For CG9631 and CG7219 (not analysed by Sackton et al., 2007), a reliable signal of positive selection was detected only in CG9631 when additional species of both the melanogaster and virilis groups were added to the likelihood-based tests. These inconsistent results between the analyses including very divergent species (diverging for at least 30–40 My) and those including only species of the same group are possibly a consequence of alignment bias. Furthermore, saturation makes difficult the inference of synonymous substitutions from a distant past. Using the McDonald–Kreitman test, a nearly significant result was also obtained in CG9631 in a sample of 10 D. americana alleles. This gene was also reported to be positively selected in D. melanogaster and D. simulans (Jiggins and Kim, 2007), and the reported value of α was very similar to that estimated in this study. Interestingly, branch-site model tests failed to detect positive selection in specific lineages in the melanogaster group.
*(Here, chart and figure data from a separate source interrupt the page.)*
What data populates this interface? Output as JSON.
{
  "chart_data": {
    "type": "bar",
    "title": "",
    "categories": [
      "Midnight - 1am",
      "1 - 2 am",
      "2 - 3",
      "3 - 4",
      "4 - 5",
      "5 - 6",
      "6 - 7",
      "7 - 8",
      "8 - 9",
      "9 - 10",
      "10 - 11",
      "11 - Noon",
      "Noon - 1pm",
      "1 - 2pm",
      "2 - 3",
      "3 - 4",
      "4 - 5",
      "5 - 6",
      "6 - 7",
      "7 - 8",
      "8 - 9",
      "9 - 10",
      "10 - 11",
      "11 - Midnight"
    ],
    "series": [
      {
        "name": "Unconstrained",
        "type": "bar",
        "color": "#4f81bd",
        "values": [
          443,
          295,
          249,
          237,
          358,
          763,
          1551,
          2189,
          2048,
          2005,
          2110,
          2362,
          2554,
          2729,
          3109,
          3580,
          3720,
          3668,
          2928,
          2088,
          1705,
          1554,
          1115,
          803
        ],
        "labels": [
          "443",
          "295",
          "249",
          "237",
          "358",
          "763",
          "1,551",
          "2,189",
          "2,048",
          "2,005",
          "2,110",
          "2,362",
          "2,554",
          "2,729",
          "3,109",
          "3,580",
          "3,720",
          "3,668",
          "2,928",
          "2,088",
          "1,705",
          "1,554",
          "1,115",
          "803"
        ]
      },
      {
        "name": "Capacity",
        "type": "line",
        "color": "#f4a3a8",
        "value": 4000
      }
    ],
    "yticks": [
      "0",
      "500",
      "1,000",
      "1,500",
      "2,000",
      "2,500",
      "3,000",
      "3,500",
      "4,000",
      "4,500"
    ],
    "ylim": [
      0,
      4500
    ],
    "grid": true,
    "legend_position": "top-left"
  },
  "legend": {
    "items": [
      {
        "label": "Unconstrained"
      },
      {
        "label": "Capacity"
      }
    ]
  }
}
Thus, CG9631 is positively evolving across the entire Drosophila genus in contrast to the above-discussed genes that seem to be evolving adaptively in specific lineages.

Estimated rates of adaptive evolution in CG9631 from D. americana were similar to those reported previously for D. melanogaster and D. simulans. Approximately 68% of the observed amino-acid changes were estimated to be adaptive. This figure is higher than the 45% genomic average estimated for Drosophila (Eyre-Walker, 2006). Thus, some of the immunity-related genes are adapting at higher rates than the average, which is not surprising given the relevance of the immune system for the survival of individuals.
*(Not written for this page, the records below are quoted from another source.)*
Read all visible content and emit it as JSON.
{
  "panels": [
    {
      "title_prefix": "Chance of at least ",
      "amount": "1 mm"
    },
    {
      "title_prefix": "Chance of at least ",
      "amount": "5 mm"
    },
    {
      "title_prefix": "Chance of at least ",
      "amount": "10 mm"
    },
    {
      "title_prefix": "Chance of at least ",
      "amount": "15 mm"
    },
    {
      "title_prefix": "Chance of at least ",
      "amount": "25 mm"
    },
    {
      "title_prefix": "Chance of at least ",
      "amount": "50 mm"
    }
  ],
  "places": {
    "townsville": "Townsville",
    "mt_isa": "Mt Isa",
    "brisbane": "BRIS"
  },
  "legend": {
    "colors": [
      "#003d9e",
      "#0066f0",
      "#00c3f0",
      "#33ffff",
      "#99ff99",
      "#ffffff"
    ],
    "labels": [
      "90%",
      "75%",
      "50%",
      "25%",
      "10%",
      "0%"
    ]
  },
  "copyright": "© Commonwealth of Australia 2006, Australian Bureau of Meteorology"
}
In conclusion, this study reports different types of adaptive evolution in Drosophila immunity-related genes. Some genes may be under adaptive selection across the entire genus and even across different arthropod taxa (Little et al., 2004; Jiggins and Kim, 2006), suggesting their relevance in the common pathways of the immune system of flies and other arthropods. There are other genes that show a lineage-specific signature, indicating that particular pathogen environments are also influencing adaptation in some species but not in others. Lineage-specific positive selection has been observed in some immune-related genes across different arthropod taxa (Jiggins and Kim, 2005; Bulmer and Crozier, 2006). Also, lineage-specific adaptive evolution within Drosophila has been detected in genes involved in reproductive isolation (Barbash et al., 2004; Presgraves and Stephan, 2007), dosage compensation (Bachtrog, 2008) or spermatogenesis (Llopart and Comeron, 2008), for example. In the case of those immunity-related genes of this study in which D. melanogaster-specific positive selection was detected, this could be related to the ‘out of Africa’ population expansion that occurred approximately 10 000 years ago (David and Capy, 1988). As D. melanogaster expanded from sub-Saharan Africa and colonized other regions of the world, it may have come into contact with new pathogens to which the species had to adapt. Furthermore, given these different modes of evolution of genes, this study underlines the importance of complementing different approaches to the detection of positive selection. It is also very likely that the suggested 10% figure of immunity-related genes being under positive selection (Sackton et al., 2007) is an underestimation.